Karya umat Islam berupa manuskrip banyak tersimpan di berbagai kampus Barat.

Rep: Muhyiddin/ Red: Muhammad Hafil
 Ustadz Ahmad Sarwat Sebut Peradaban Islam Paling Kaya Buku. Foto:  Arab Saudi Dapatkan Manuskrip Kedokteran Islam Abad 14
Foto: Arab News
Ustadz Ahmad Sarwat Sebut Peradaban Islam Paling Kaya Buku. Foto: Arab Saudi Dapatkan Manuskrip Kedokteran Islam Abad 14

REPUBLIKA.CO.ID,JAKARTA – Founder Rumah Fiqih Indonesia (RFI) di Jakarta, Ustadz Ahmad Sarwat menyebut peradaban Islam sebagai peradaban yang paling banyak memiliki buku. Bahkan, menurut dia, tidak ada umat agama lain yang bisa melahirkan buku ilmiah sebanyak umat Islam.

“Memang kalau bicara tentang perpustakaan, peradaban Islam itu boleh dibilang peradaban yang paling punya banyak buku atau literatur, karena kan peradaban Islam itu kan peradaban keilmuan,” ujar Ustadz Sarwat kepada Republika.co.id, Selasa (23/5/2023).

Baca Juga

“Jadi, dia antara sekian agama, baik itu agama Samawi atau agama ardhi yang paling banyak warisan karya-karya ilmiahnya itu memang umat Islam,” imbuhnya.

Menurut dia, hal itu dapat dibuktikan dengan maraknya toko buku di Timur Tengah. Bahkan, kitab-kitab yang dikarang umat Islam dan dijual di toko buku tersebut bisa berjilid-jilid.

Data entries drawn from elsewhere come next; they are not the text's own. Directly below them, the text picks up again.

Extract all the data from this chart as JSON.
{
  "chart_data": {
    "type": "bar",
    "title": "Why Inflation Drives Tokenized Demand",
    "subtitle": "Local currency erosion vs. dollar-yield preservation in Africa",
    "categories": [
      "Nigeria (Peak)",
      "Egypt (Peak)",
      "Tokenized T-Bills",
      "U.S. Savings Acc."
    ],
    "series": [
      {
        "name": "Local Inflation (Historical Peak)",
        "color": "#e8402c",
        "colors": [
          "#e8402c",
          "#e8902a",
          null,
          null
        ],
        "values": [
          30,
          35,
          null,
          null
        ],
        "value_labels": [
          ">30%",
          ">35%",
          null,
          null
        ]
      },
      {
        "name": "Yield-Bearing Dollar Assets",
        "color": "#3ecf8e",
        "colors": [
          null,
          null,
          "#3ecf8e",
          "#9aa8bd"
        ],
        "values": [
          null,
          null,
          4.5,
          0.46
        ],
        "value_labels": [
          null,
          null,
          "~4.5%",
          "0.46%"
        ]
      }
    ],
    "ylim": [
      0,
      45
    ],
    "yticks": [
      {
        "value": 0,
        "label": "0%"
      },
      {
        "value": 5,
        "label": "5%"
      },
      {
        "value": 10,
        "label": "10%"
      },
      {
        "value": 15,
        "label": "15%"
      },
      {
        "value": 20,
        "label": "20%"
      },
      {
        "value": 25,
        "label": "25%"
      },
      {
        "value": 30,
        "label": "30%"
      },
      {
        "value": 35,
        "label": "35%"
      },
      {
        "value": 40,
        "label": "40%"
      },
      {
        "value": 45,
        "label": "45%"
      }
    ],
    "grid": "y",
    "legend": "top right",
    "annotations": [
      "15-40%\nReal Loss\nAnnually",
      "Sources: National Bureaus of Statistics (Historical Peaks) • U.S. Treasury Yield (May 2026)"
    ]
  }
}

“Kalau lihat di toko-toko buku di Timteng, buku itu dibikin berjilid-jilid ada yang sampek 10 jilid, 15, dan 20 jilid. Itu gak ada di dalam peradaban agama lain yang sampai berjilid-jilid begitu,” ucap Ustadz Sarwat.

Dia mengatakan, karya umat Islam yang masih berupa manuskrip juga masih banyak dan tersebar di berbagai kampus di Barat, seperti di Belanda, di Prancis, di Inggris, dan sejumlah negara lainnya. “Ketika mereka dulu menjajah negeri Islam banyak karya-karya para ulama yang mereka bawa pulang dan dianggap sebagai milik mereka,” kata Ustadz Sarwat.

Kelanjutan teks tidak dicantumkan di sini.